I had him watch me demonstrate the strip-set retrieve. “With this retrieve, every time you strip by pulling both hands and elbows back, pausing, and then coming forward again with both hands, the rod moves toward the line in the water, forming a loop at the end of the rod tip. In essence, each retrieve that moves the streamer to provide action is a strip set too. You hook the fish without having to do anything special. The loop releases tension in the line, ultimately providing a pause in the movement of the streamer. This gives the predator time to move to the fly and eat it. Without tension in the leader, the streamer is sucked back into the trophy’s mouth. Then as the stripset repeats, without thinking, the trophy is automatically hooked solid. That looks good, Kevin.”
It was getting near the ninth inning and not another chase; it was wearing on Kevin. I said, “Kevin, remember why we chose the trophy water. We are not here to see many fish, but the ones that show themselves will be worthy of our efforts. Stay on your game. It looks like the lack of follows is getting you down.”

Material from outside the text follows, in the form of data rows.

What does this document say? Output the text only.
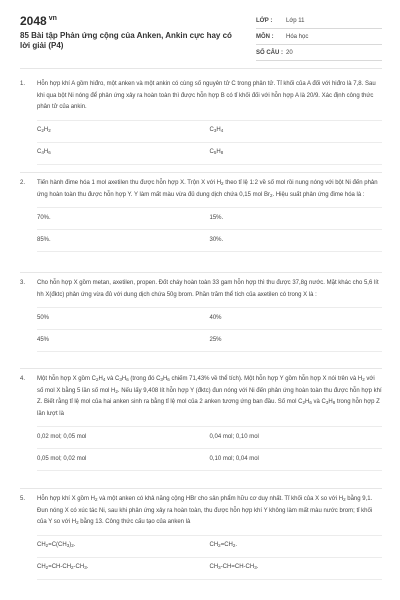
2048 $^{vn}$
85 Bài tập Phản ứng cộng của Anken, Ankin cực hay có lời giải (P4)
LỚP :	Lớp 11
MÔN :	Hóa học
SỐ CÂU : 20
1. Hỗn hợp khí A gồm hiđro, một anken và một ankin có cùng số nguyên tử C trong phân tử. Tỉ khối của A đối với hiđro là 7,8. Sau khi qua bột Ni nóng để phản ứng xảy ra hoàn toàn thì được hỗn hợp B có tỉ khối đối với hỗn hợp A là 20/9. Xác định công thức phân tử của ankin.
$C_2H_2$	$C_3H_4$
$C_4H_6$	$C_5H_8$
2. Tiến hành đime hóa 1 mol axetilen thu được hỗn hợp X. Trộn X với $H_2$ theo tỉ lệ 1:2 về số mol rồi nung nóng với bột Ni đến phản ứng hoàn toàn thu được hỗn hợp Y. Y làm mất màu vừa đủ dung dịch chứa 0,15 mol $Br_2$. Hiệu suất phản ứng đime hóa là :
70%.	15%.
85%.	30%.
3. Cho hỗn hợp X gồm metan, axetilen, propen. Đốt cháy hoàn toàn 33 gam hỗn hợp thì thu được 37,8g nước. Mặt khác cho 5,6 lít hh X(đktc) phản ứng vừa đủ với dung dịch chứa 50g brom. Phần trăm thể tích của axetilen có trong X là :
50%	40%
45%	25%
4. Một hỗn hợp X gồm $C_2H_4$ và $C_3H_6$ (trong đó $C_3H_6$ chiếm 71,43% về thể tích). Một hỗn hợp Y gồm hỗn hợp X nói trên và $H_2$ với số mol X bằng 5 lần số mol $H_2$. Nếu lấy 9,408 lít hỗn hợp Y (đktc) đun nóng với Ni đến phản ứng hoàn toàn thu được hỗn hợp khí Z. Biết rằng tỉ lệ mol của hai anken sinh ra bằng tỉ lệ mol của 2 anken tương ứng ban đầu. Số mol $C_2H_6$ và $C_3H_8$ trong hỗn hợp Z lần lượt là
0,02 mol; 0,05 mol	0,04 mol; 0,10 mol
0,05 mol; 0,02 mol	0,10 mol; 0,04 mol
5. Hỗn hợp khí X gồm $H_2$ và một anken có khả năng cộng HBr cho sản phẩm hữu cơ duy nhất. Tỉ khối của X so với $H_2$ bằng 9,1. Đun nóng X có xúc tác Ni, sau khi phản ứng xảy ra hoàn toàn, thu được hỗn hợp khí Y không làm mất màu nước brom; tỉ khối của Y so với $H_2$ bằng 13. Công thức cấu tạo của anken là
$CH_2=C(CH_3)_2$.	$CH_2=CH_2$.
$CH_2=CH-CH_2-CH_3$.	$CH_3-CH=CH-CH_3$.
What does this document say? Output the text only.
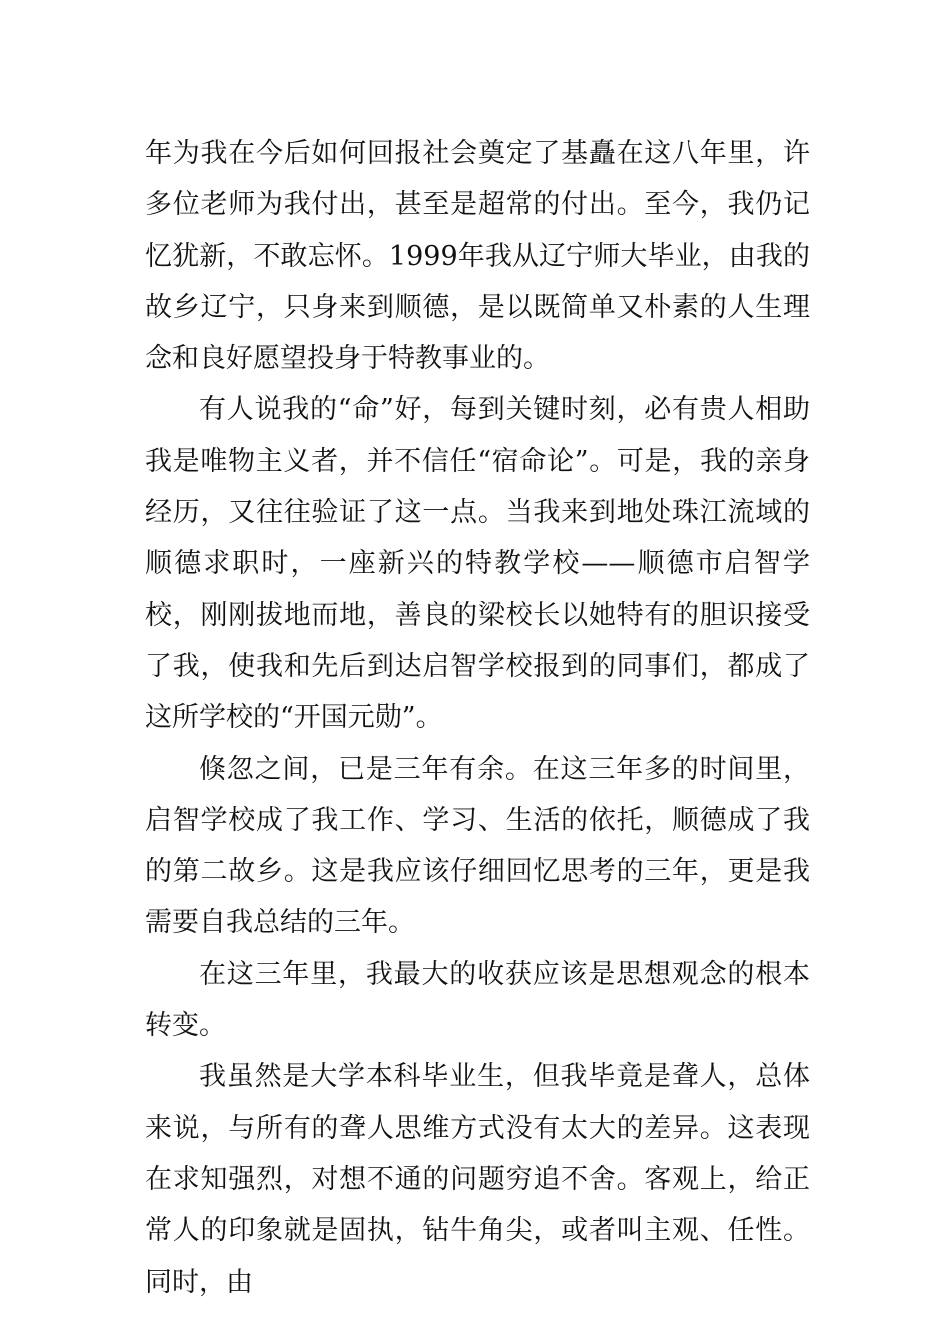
年为我在今后如何回报社会奠定了基矗在这八年里，许多位老师为我付出，甚至是超常的付出。至今，我仍记忆犹新，不敢忘怀。1999年我从辽宁师大毕业，由我的故乡辽宁，只身来到顺德，是以既简单又朴素的人生理念和良好愿望投身于特教事业的。

有人说我的“命”好，每到关键时刻，必有贵人相助我是唯物主义者，并不信任“宿命论”。可是，我的亲身经历，又往往验证了这一点。当我来到地处珠江流域的顺德求职时，一座新兴的特教学校——顺德市启智学校，刚刚拔地而地，善良的梁校长以她特有的胆识接受了我，使我和先后到达启智学校报到的同事们，都成了这所学校的“开国元勋”。

倏忽之间，已是三年有余。在这三年多的时间里，启智学校成了我工作、学习、生活的依托，顺德成了我的第二故乡。这是我应该仔细回忆思考的三年，更是我需要自我总结的三年。

在这三年里，我最大的收获应该是思想观念的根本转变。

我虽然是大学本科毕业生，但我毕竟是聋人，总体来说，与所有的聋人思维方式没有太大的差异。这表现在求知强烈，对想不通的问题穷追不舍。客观上，给正常人的印象就是固执，钻牛角尖，或者叫主观、任性。同时，由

As we went around an inside bend on the right side of the river and began fishing the slack water, an incredible shadow came out of the depths downstream of the streamer. This monster met the streamer at one of its pauses, and the strip-set retrieve hooked the brown the instant his mouth closed.
It torpedoed downstream and jumped. Kevin gained control by stripping the line, eventually bringing the fish to the right side of the boat.
The first time this monster came into the net, it jumped three feet out of the net and back into the river and, still hooked, tore downstream again. When the line was eventually stripped in, Kevin brought the fish under control on the other side of the boat and back into the net. We took both hooks out of his jaw and measured the fish at twentyseven and a quarter inches.
Jac’s Retrieve Tips
1. As weather and water type vary, so must the retrieve. 2. When the water temperature drops, the trophy’s energy slows, and so must the retrieve. 3. As the water temperature increases, the speed of the retrieve gradually increases as well. 4. After a brief or long pause, the rod hand then moves toward the line/streamer, and the fly line relaxes, allowing it to sink deeper. 5. As the line is relaxed and sinking, the leader and streamer are free from tension, enhancing the movement of the streamer and the ability of the trophy to suck it back deeper into the mouth as it eats—the number of hooked trophies increases as the fly is further into the fish’s mouth. 6. The strip-set retrieve creates a relaxed line that will drop deeper, getting the streamer into the fish’s water column. 7. As the leader loses tension, so does the streamer enhancing its ability to move freely, and as the length in time of the pause of the streamer increases, the ability for the fish to engulf and swallow the streamer increases as well.